Landmarks from the troubled history of US China relations include Shanghai, the setting for a famous Communique during US President Richard Nixon’s breakthrough 1972 visit. More modest hopes accompanied the late July visit to the east China port by Donald Trump’s negotiators. This article is a summary of major US China news in July 2019.
They tackled familiar ground: intellectual property, forced technology transfer, non-tariff barriers, agriculture, services, the trade deficit, and enforcement. At the same time, China is pushing hard to conclude the world’s largest regional trade agreement – the RCEP, which doesn’t include the USA. China even has the chance to turn “a crisis into an opportunity”, said the Politburo.
In a goodwill gesture, Beijing gave the go-ahead for five companies to buy up to 3 million tonnes of US soybeans free of retaliatory import tariffs, reported Bloomberg, with more waivers possible depending on the talks.
China is stealing “its way up the ladder”, said the FBI Director Christopher Wray. “If China is fighting a war, it is a just war to defend its legitimate rights and interests,” countered Beijing. In a defence “white paper”, China sharpened a warning that it could use force to prevent Taiwan from declaring independence, and vowed to increase military cooperation with Russia.
“I used to say he was a good friend of mine,” said Trump of Xi Jinping. “We’re probably not quite as close now.” The US President also threatened new tariffs, which Beijing said could derail any deal. Slow progress on key initial demands from Trump and Xi raises doubts about whether the US and China will actually return to the negotiating table to overcome their much deeper differences, reported Bloomberg.

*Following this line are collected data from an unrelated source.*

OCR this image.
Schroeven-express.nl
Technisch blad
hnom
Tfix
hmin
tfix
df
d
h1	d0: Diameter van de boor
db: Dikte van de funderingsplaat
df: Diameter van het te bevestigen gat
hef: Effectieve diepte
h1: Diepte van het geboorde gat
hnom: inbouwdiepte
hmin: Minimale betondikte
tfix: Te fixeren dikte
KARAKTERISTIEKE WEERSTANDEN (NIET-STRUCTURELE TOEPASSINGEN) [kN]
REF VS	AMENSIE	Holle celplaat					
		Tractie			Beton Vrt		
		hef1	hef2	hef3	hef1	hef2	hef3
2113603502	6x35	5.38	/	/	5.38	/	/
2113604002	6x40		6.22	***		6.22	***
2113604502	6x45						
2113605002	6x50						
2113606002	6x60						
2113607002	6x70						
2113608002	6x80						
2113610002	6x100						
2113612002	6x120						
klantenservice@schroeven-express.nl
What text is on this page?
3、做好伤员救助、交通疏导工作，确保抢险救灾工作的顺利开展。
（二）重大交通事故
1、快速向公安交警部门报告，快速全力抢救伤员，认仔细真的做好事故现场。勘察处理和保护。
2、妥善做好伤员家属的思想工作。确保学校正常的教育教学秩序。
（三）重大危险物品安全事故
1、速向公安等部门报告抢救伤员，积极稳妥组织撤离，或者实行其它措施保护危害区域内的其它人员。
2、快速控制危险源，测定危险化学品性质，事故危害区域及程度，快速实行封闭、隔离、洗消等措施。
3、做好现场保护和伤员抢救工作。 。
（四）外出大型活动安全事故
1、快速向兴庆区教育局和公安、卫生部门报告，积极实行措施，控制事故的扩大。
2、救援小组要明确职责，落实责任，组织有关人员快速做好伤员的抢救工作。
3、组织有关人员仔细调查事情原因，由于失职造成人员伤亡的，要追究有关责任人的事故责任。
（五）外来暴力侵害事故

Despite Trump’s claims, US government figures showed revenue collected from tariffs on imported Chinese goods is not nearly enough to cover the cost of financial support to farmers and other affected sectors. China threatened to impose sanctions on US firms involved in a $2.2bn arms deal to Taiwan.
“China is letting us down in that they have not been buying the agricultural products from our great Farmers that they said they would,” Tweeted Trump as US government data showed China actually slowed its purchases of American farm products following the G20 meeting in Japan, despite DC’s understanding the trade war truce would mean the opposite.
Trump’s negotiators spoke by phone with their Chinese counterparts, but the same issues remain that snagged talks two months ago. White House adviser Larry Kudlow warned that the US and China may never reach a trade deal because of the difficulty in resolving these remaining issues.
Beijing is winning the “silent war” to dominate the South China Sea, while its broader maritime expansion into a major naval power “reflects a curious mix of ambition and paranoia”, guided in part by deep insecurity. In one potential flashpoint, the Pentagon called an anti-ship ballistic missile test in the South China Sea “disturbing” and contrary to pledges Beijing would not militarise the waterway.
The tussles have sparked conflict among the US China-watchers – while 100 experts wrote an open letter to Trump, insisting China is “no enemy”, others argue that Xi’s China proves the pro-engagement strategy is long dead.